While what you’re saying is correct, marsman20208043 has a point. The aircraft most likely should not be able to maintain straight and leveled flight, below stall speed, and with an angle of attack that low.
As you said in your follow-up response, in order to maintain straight and leveled flight, AOA has to increase up to the point of airflow separation over the wings.
Have you actually tested the new update? This particular video might not depict the issue all that well but it’s certainly there, in terms of lift too. I was able to get the TBM in the air with full flaps, at around 30-35kt IAS.
Not saying anything like that would ever be attempted in real life, but I highly doubt you’d be able to lift off at 35kt
Edit: also, reaching high enough AOA to maintain straight and leveled flight around stall speed would dramatically increase induced drag, dropping the speed quick enough to induce separation almost right away
If you are able to fly a 1g stall down to 30-35 kts then the flight dynamics are indeed bonkers. I’m not saying it is correct, all I’m saying is that the stall speed is lower in ground effect, so depending on the weight flying at 50 kts might be possible in ground effect but not without deliberately keeping it of the ground obviously with a lot of backpressure, it shouldn’t keep flying straight and level all by itself.

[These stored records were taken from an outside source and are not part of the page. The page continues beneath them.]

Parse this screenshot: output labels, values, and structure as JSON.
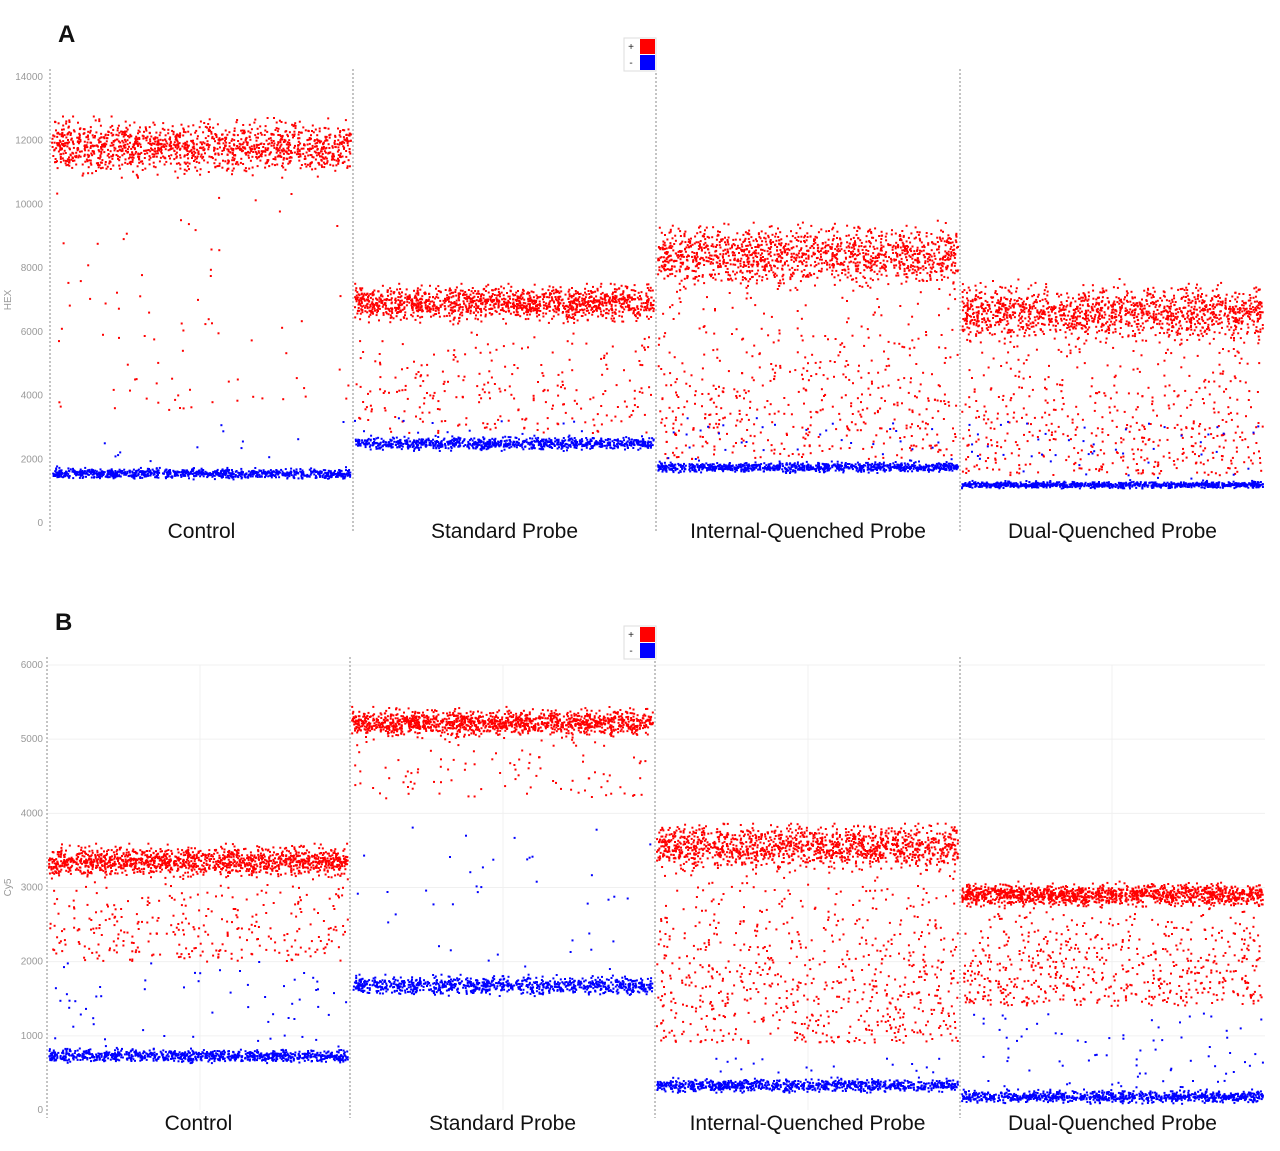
{
  "chart_data": [
    {
      "type": "scatter",
      "panel_label": "A",
      "ylabel": "HEX",
      "ylim": [
        0,
        14000
      ],
      "yticks": [
        "0",
        "2000",
        "4000",
        "6000",
        "8000",
        "10000",
        "12000",
        "14000"
      ],
      "legend": [
        {
          "label": "+",
          "color": "#ff0000"
        },
        {
          "label": "-",
          "color": "#0000ff"
        }
      ],
      "legend_position": "top-center",
      "categories": [
        "Control",
        "Standard Probe",
        "Internal-Quenched Probe",
        "Dual-Quenched Probe"
      ],
      "series": [
        {
          "name": "+",
          "color": "#ff0000",
          "clusters": [
            {
              "mean": 11800,
              "min": 11000,
              "max": 12600,
              "rain_min": 3500,
              "rain_count": 80
            },
            {
              "mean": 6900,
              "min": 6300,
              "max": 7400,
              "rain_min": 2800,
              "rain_count": 250
            },
            {
              "mean": 8400,
              "min": 7400,
              "max": 9300,
              "rain_min": 2000,
              "rain_count": 500
            },
            {
              "mean": 6600,
              "min": 5800,
              "max": 7500,
              "rain_min": 1500,
              "rain_count": 500
            }
          ]
        },
        {
          "name": "-",
          "color": "#0000ff",
          "clusters": [
            {
              "mean": 1550,
              "min": 1400,
              "max": 1700,
              "rain_max": 3200,
              "rain_count": 15
            },
            {
              "mean": 2500,
              "min": 2300,
              "max": 2700,
              "rain_max": 3300,
              "rain_count": 15
            },
            {
              "mean": 1750,
              "min": 1600,
              "max": 1900,
              "rain_max": 3300,
              "rain_count": 40
            },
            {
              "mean": 1200,
              "min": 1100,
              "max": 1300,
              "rain_max": 3200,
              "rain_count": 50
            }
          ]
        }
      ]
    },
    {
      "type": "scatter",
      "panel_label": "B",
      "ylabel": "Cy5",
      "ylim": [
        0,
        6000
      ],
      "yticks": [
        "0",
        "1000",
        "2000",
        "3000",
        "4000",
        "5000",
        "6000"
      ],
      "legend": [
        {
          "label": "+",
          "color": "#ff0000"
        },
        {
          "label": "-",
          "color": "#0000ff"
        }
      ],
      "legend_position": "top-center",
      "categories": [
        "Control",
        "Standard Probe",
        "Internal-Quenched Probe",
        "Dual-Quenched Probe"
      ],
      "series": [
        {
          "name": "+",
          "color": "#ff0000",
          "clusters": [
            {
              "mean": 3350,
              "min": 3150,
              "max": 3550,
              "rain_min": 2000,
              "rain_count": 300
            },
            {
              "mean": 5220,
              "min": 5050,
              "max": 5400,
              "rain_min": 4200,
              "rain_count": 100
            },
            {
              "mean": 3550,
              "min": 3200,
              "max": 3800,
              "rain_min": 900,
              "rain_count": 700
            },
            {
              "mean": 2900,
              "min": 2750,
              "max": 3050,
              "rain_min": 1400,
              "rain_count": 600
            }
          ]
        },
        {
          "name": "-",
          "color": "#0000ff",
          "clusters": [
            {
              "mean": 730,
              "min": 650,
              "max": 820,
              "rain_max": 2000,
              "rain_count": 60
            },
            {
              "mean": 1680,
              "min": 1560,
              "max": 1800,
              "rain_max": 3900,
              "rain_count": 40
            },
            {
              "mean": 330,
              "min": 250,
              "max": 420,
              "rain_max": 700,
              "rain_count": 20
            },
            {
              "mean": 180,
              "min": 100,
              "max": 260,
              "rain_max": 1300,
              "rain_count": 80
            }
          ]
        }
      ]
    }
  ]
}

The problem might be in the pitching moments and lack of drag rather than the stall characteristics themselves. But considering your observation there definitely is something wrong.
I don’t really agree with that, but I do think that this update is positive. They need to implement the config tweaks though, if that’s the problem. They can’t force users to modify it though (and they won’t).
For the sake of
all modders. Asobo need to comment on what they plan to do with this mess. Otherwise modders will invest hours of improvements just to have to revert back or do another fix after action from Asobo. This should at least be Asobo’s courtesy to all the folks that keep this sim worthwhile.
Technically I can stall an aircraft at any speed due to the critical angle of attack bring exceeded (unless over Va of course where we will bend/break something first), but this is a good basic explainer for non-pilots.
I see what you mean.
My point is, I was able to lift off at 35kt, not fly into a stall at that speed. Falling is different than going upwards.
Also, when you talk about back pressure, we have to keep in mind that the back pressure is required to generate enough of a pitch moment on the aircraft to maintain wing AOA, rather than actually have anything to do with lift. Lift is still only dependent on the wings and flap configuration. With a back enough cg you surely wouldn’t need any back pressure, but because the wings are about half way through and there’s a big and heavy turbine engine in the front, it’s safe to assume the aircraft will want to pitch down sharply at power idle and with only the PIC on board, even at speeds where the wings would be able to generate enough lift with necessary AOA. Hope that makes at least some sense.
Sideslips are intentionally creating drag to lose both speed and altitude. We use them frequently in gliders, though they do also apply to powered aircraft.
To enter a slip, use a bunch of rudder one direction while banking the other (for example, right rudder with a left bank). Ideally, you’d end up flying straight but with the nose pointed to right or left.